Epic Games' "Fortnite" certainly has been a knockout hit. The online-game title generated $2.4 billion in revenue for 2018, per estimates from industry analyst firm SuperData, with some 200 million players.
It's pretty easy to figure out how Netflix might lose to Fortnite. Between the hours people spend playing the game, to the hours spent watching streams of Fortnite on Twitch or Mixer, to the compilation videos, reactions, and commentary that make up the Fortnite segment of YouTube, Epic Games has a pretty serious market share of the online entertainment space.
Which is a win for gamers everywhere that games are now counted as entertainment enough to compete with everyone's favorite binge-watch vehicle.
Now you might think this is an obvious conclusion, but gaming isn't often considered a competitor to more traditional forms of entertainment.
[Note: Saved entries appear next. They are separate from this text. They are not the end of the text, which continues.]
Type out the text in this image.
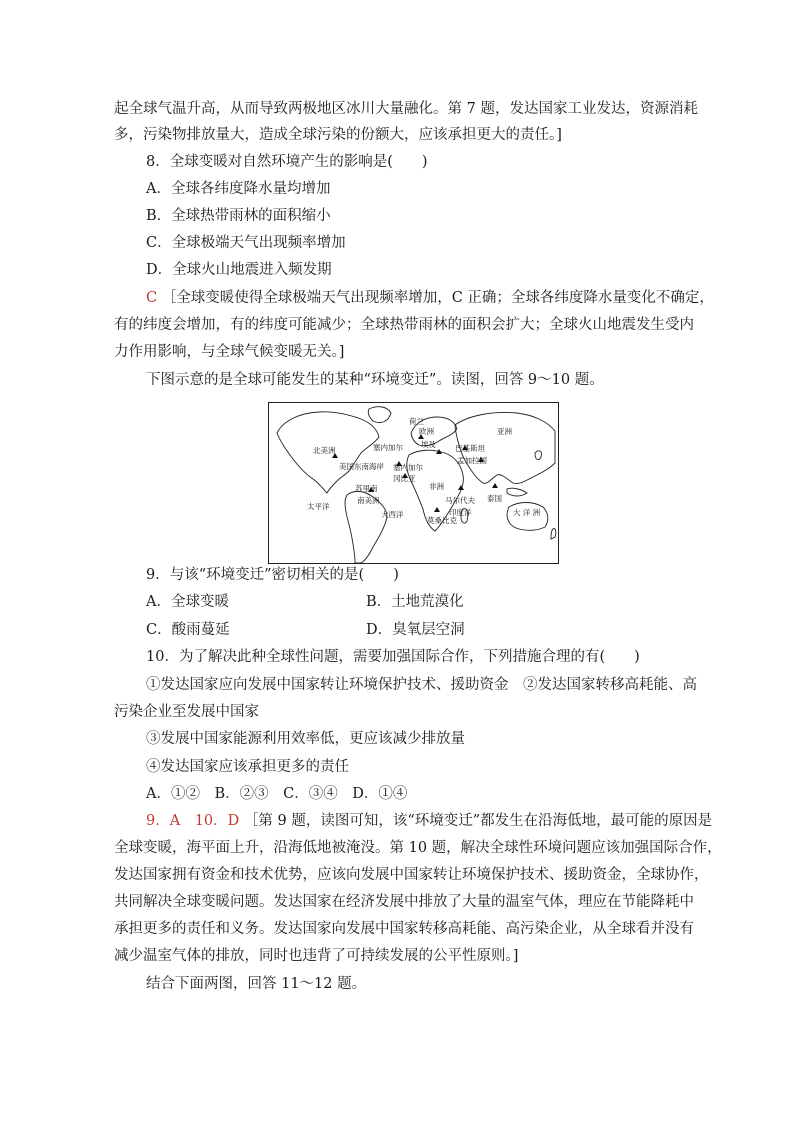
起全球气温升高，从而导致两极地区冰川大量融化。第 7 题，发达国家工业发达，资源消耗
多，污染物排放量大，造成全球污染的份额大，应该承担更大的责任。]
8．全球变暖对自然环境产生的影响是(　　)
A．全球各纬度降水量均增加
B．全球热带雨林的面积缩小
C．全球极端天气出现频率增加
D．全球火山地震进入频发期
C ［全球变暖使得全球极端天气出现频率增加，C 正确；全球各纬度降水量变化不确定，
有的纬度会增加，有的纬度可能减少；全球热带雨林的面积会扩大；全球火山地震发生受内
力作用影响，与全球气候变暖无关。]
下图示意的是全球可能发生的某种“环境变迁”。读图，回答 9～10 题。
欧洲	亚洲
荷兰
北美洲	塞内加尔 埃及	巴基斯坦
孟加拉国
美国东南海岸 塞内加尔
冈比亚
非洲
苏里南
南美洲
太平洋
大西洋
马尔代夫 泰国
印度洋
莫桑比克
大 洋 洲
9．与该“环境变迁”密切相关的是(　　)
A．全球变暖	B．土地荒漠化
C．酸雨蔓延	D．臭氧层空洞
10．为了解决此种全球性问题，需要加强国际合作，下列措施合理的有(　　)
①发达国家应向发展中国家转让环境保护技术、援助资金　②发达国家转移高耗能、高
污染企业至发展中国家
③发展中国家能源利用效率低，更应该减少排放量
④发达国家应该承担更多的责任
A．①②　B．②③　C．③④　D．①④
9．A　10．D ［第 9 题，读图可知，该“环境变迁”都发生在沿海低地，最可能的原因是
全球变暖，海平面上升，沿海低地被淹没。第 10 题，解决全球性环境问题应该加强国际合作，
发达国家拥有资金和技术优势，应该向发展中国家转让环境保护技术、援助资金，全球协作，
共同解决全球变暖问题。发达国家在经济发展中排放了大量的温室气体，理应在节能降耗中
承担更多的责任和义务。发达国家向发展中国家转移高耗能、高污染企业，从全球看并没有
减少温室气体的排放，同时也违背了可持续发展的公平性原则。]
结合下面两图，回答 11～12 题。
Part of that has to do with the stigma of games being seen as childish, but the rest is all down to outreach. No other game has managed to mobilize the sheer fanaticism as Fortnite. Sure, there were big name franchises before Epic Games brought out their Battle Royale, but it doesn't really matter. Most games weren't household names the way Fortnite is now.
Which ultimately means that companies like Netflix, Amazon, and Hulu need to start looking at gaming in a different light–and that could have some interesting implications for consumers.